A few days later I started another from the same position with the same ceramic vase, this took longer to do. Then I realised if I put the flowers in a glass vase the sun would catch the water and painting glass would be a more interesting thing to do. So then I was off.”
David Hockney
"25th June 2022, Looking at the Flowers (Framed)"
Photographic drawing
© David Hockney
assisted by Jonathan Wilkinson
Also on view for the first time in Europe will be a 6-screen video installation with recordings of Mr Hockney’s brushstrokes on his iPad, showing the creation of ‘10th – 22nd June 2021, Water Lilies in the Pond with Pots of Flowers.’ Mr Hockney calls his iPad work “hand done in a new way.”

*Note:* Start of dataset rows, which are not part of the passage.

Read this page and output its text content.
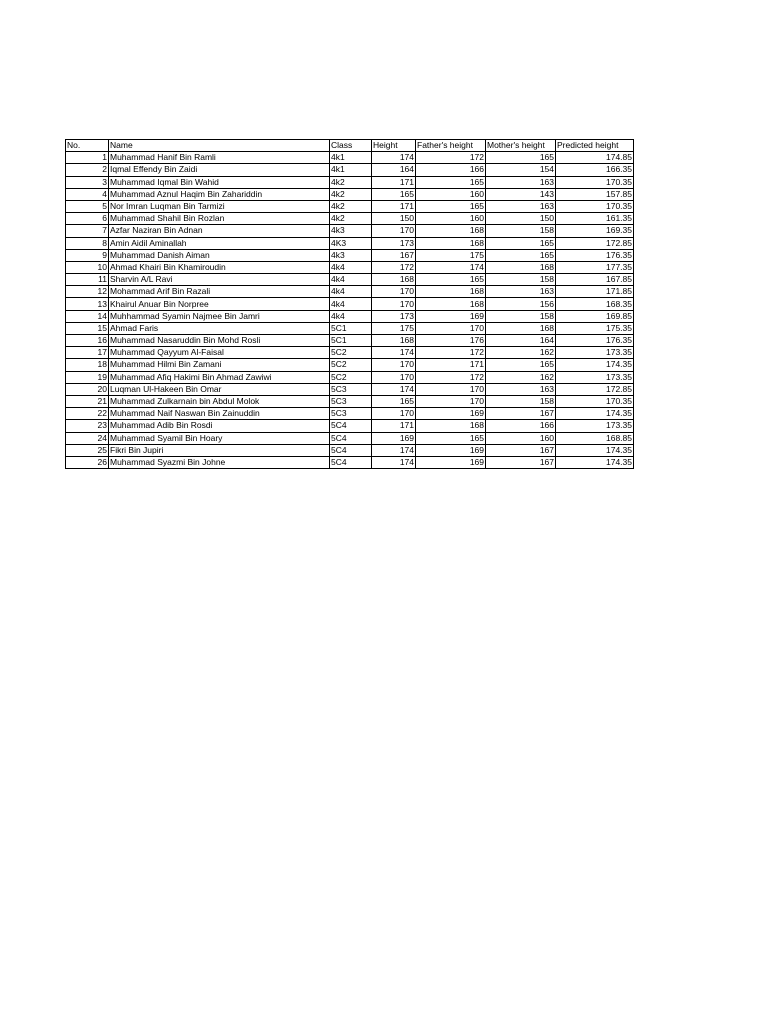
No.	Name	Class	Height	Father's height	Mother's height	Predicted height
1	Muhammad Hanif Bin Ramli	4k1	174	172	165	174.85
2	Iqmal Effendy Bin Zaidi	4k1	164	166	154	166.35
3	Muhammad Iqmal Bin Wahid	4k2	171	165	163	170.35
4	Muhammad Aznul Haqim Bin Zahariddin	4k2	165	160	143	157.85
5	Nor Imran Luqman Bin Tarmizi	4k2	171	165	163	170.35
6	Muhammad Shahil Bin Rozlan	4k2	150	160	150	161.35
7	Azfar Naziran Bin Adnan	4k3	170	168	158	169.35
8	Amin Aidil Aminallah	4K3	173	168	165	172.85
9	Muhammad Danish Aiman	4k3	167	175	165	176.35
10	Ahmad Khairi Bin Khamiroudin	4k4	172	174	168	177.35
11	Sharvin A/L Ravi	4k4	168	165	158	167.85
12	Mohammad Arif Bin Razali	4k4	170	168	163	171.85
13	Khairul Anuar Bin Norpree	4k4	170	168	156	168.35
14	Muhhammad Syamin Najmee Bin Jamri	4k4	173	169	158	169.85
15	Ahmad Faris	5C1	175	170	168	175.35
16	Muhammad Nasaruddin Bin Mohd Rosli	5C1	168	176	164	176.35
17	Muhammad Qayyum Al-Faisal	5C2	174	172	162	173.35
18	Muhammad Hilmi Bin Zamani	5C2	170	171	165	174.35
19	Muhammad Afiq Hakimi Bin Ahmad Zawiwi	5C2	170	172	162	173.35
20	Luqman Ul-Hakeen Bin Omar	5C3	174	170	163	172.85
21	Muhammad Zulkarnain bin Abdul Molok	5C3	165	170	158	170.35
22	Muhammad Naif Naswan Bin Zainuddin	5C3	170	169	167	174.35
23	Muhammad Adib Bin Rosdi	5C4	171	168	166	173.35
24	Muhammad Syamil Bin Hoary	5C4	169	165	160	168.85
25	Fikri Bin Jupiri	5C4	174	169	167	174.35
26	Muhammad Syazmi Bin Johne	5C4	174	169	167	174.35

David Hockney has created one superb 3 metre by 5 metre work in this exhibition in which he appears not once but twice. In ‘25th June 2022, Looking at the Flowers (Framed)’ two Mr Hockneys sit surveying the 20 Flowers, both with backs to the camera, white-capped and blue-suited, one smoking, the other not. Of this image, Mr Hockney says:
“This is photographic but is in no way an ordinary photograph. I had been doing what I called photographic drawings giving a much more 3D effect. Ironically the only things not photographed in this picture are the flowers themselves.
The objects on the floor are all photographed in 3D, one walks round the object and then the computer makes an image that can be turned any way you want, this is why I called them photographic drawings. You can place them anywhere in the picture, so I think it’s a new kind of photography that avoids perspective. I am continuing with this research.”
The work by this Bradford-born, world-renowned artist will delight visitors to Salts Mill and those who’ve come from far and wide to experience 2025, Bradford’s year as City of Culture.
20 Flowers for 2025 and Some Bigger Pictures is open from January 29th, Wednesday to Sunday, 10am-4pm, admission free. Salts Mill is closed on Mondays and Tuesdays.